Question

If standard enthalpies of formation of $ CaCl (s) $ (hypothetical) and that of $ CaCl_2(s) $ are $ − 188 \,J \,mol^{-1} $ and $ − 795\, kJ\, mol^{−1} $ respectively, calculate the value of standard heat of reaction for the following disproportionation reaction
$ 2CaCl(s) \longrightarrow CaCl2(s) +Ca(s)$

• A. $ − 607 \,kJ\, mol^{−1} $
• B. $ + 607 \,kJ\, mol^{−1} $
• C. $ − 419 \,kJ\, mol^{−1} $
• D. $ + 419 \,kJ\, mol^{−1} $

Answer 1

Answer: (C)

In disproportionation reaction same species (here $Ca ^{2+}$ ) is oxidised as well as reduced.

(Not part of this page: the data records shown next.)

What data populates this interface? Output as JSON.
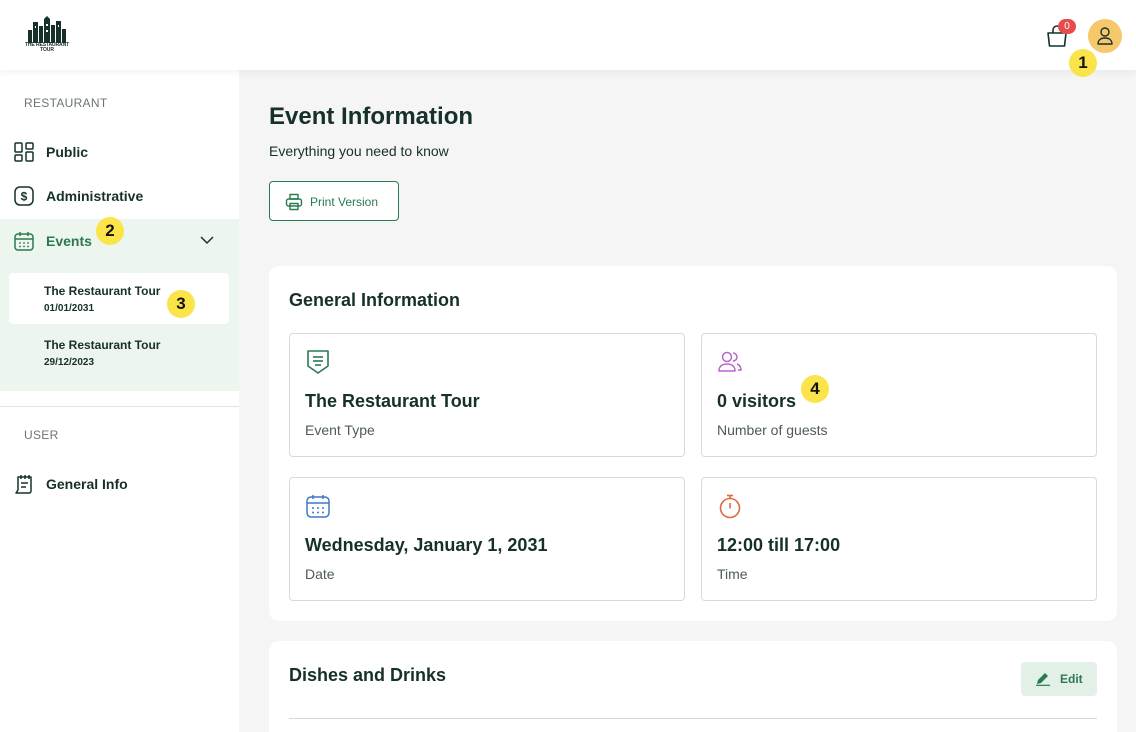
{
  "header": {
    "logo_text": "THE RESTAURANT TOUR",
    "cart_count": "0",
    "icons": [
      "logo-icon",
      "shopping-bag-icon",
      "user-icon"
    ]
  },
  "markers": [
    "1",
    "2",
    "3",
    "4"
  ],
  "sidebar": {
    "restaurant_label": "RESTAURANT",
    "items": [
      {
        "label": "Public",
        "icon": "grid-icon"
      },
      {
        "label": "Administrative",
        "icon": "dollar-icon"
      },
      {
        "label": "Events",
        "icon": "calendar-icon",
        "expanded": true
      }
    ],
    "events": [
      {
        "title": "The Restaurant Tour",
        "date": "01/01/2031",
        "active": true
      },
      {
        "title": "The Restaurant Tour",
        "date": "29/12/2023",
        "active": false
      }
    ],
    "user_label": "USER",
    "user_items": [
      {
        "label": "General Info",
        "icon": "notepad-icon"
      }
    ]
  },
  "main": {
    "title": "Event Information",
    "subtitle": "Everything you need to know",
    "print_label": "Print Version",
    "general": {
      "title": "General Information",
      "tiles": [
        {
          "value": "The Restaurant Tour",
          "caption": "Event Type",
          "icon": "menu-shield-icon",
          "color": "#2a7a4f"
        },
        {
          "value": "0 visitors",
          "caption": "Number of guests",
          "icon": "guests-icon",
          "color": "#b865c9"
        },
        {
          "value": "Wednesday, January 1, 2031",
          "caption": "Date",
          "icon": "calendar-icon",
          "color": "#3b79c9"
        },
        {
          "value": "12:00 till 17:00",
          "caption": "Time",
          "icon": "stopwatch-icon",
          "color": "#e06a3c"
        }
      ]
    },
    "dishes": {
      "title": "Dishes and Drinks",
      "edit_label": "Edit"
    }
  },
  "colors": {
    "brand_green": "#2a7a4f",
    "text_dark": "#16302b",
    "badge_red": "#e74c4c",
    "avatar_yellow": "#f6c86b",
    "events_bg": "#edf5ef"
  }
}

Standard heat of reaction, $\Delta H^{\circ}=\Delta H_{P}^{\circ}-\Delta H_{R}^{\circ}$

$=\Delta H_{F}^{\circ}\left( CaCl _{2}\right)+\Delta H_{F}^{\circ}( Ca )-2 \Delta H_{F}^{\circ}( CaCl )$

$=(-795+0)-(-2 \times 188)$

$=-419\, kJ\, mol ^{-1}$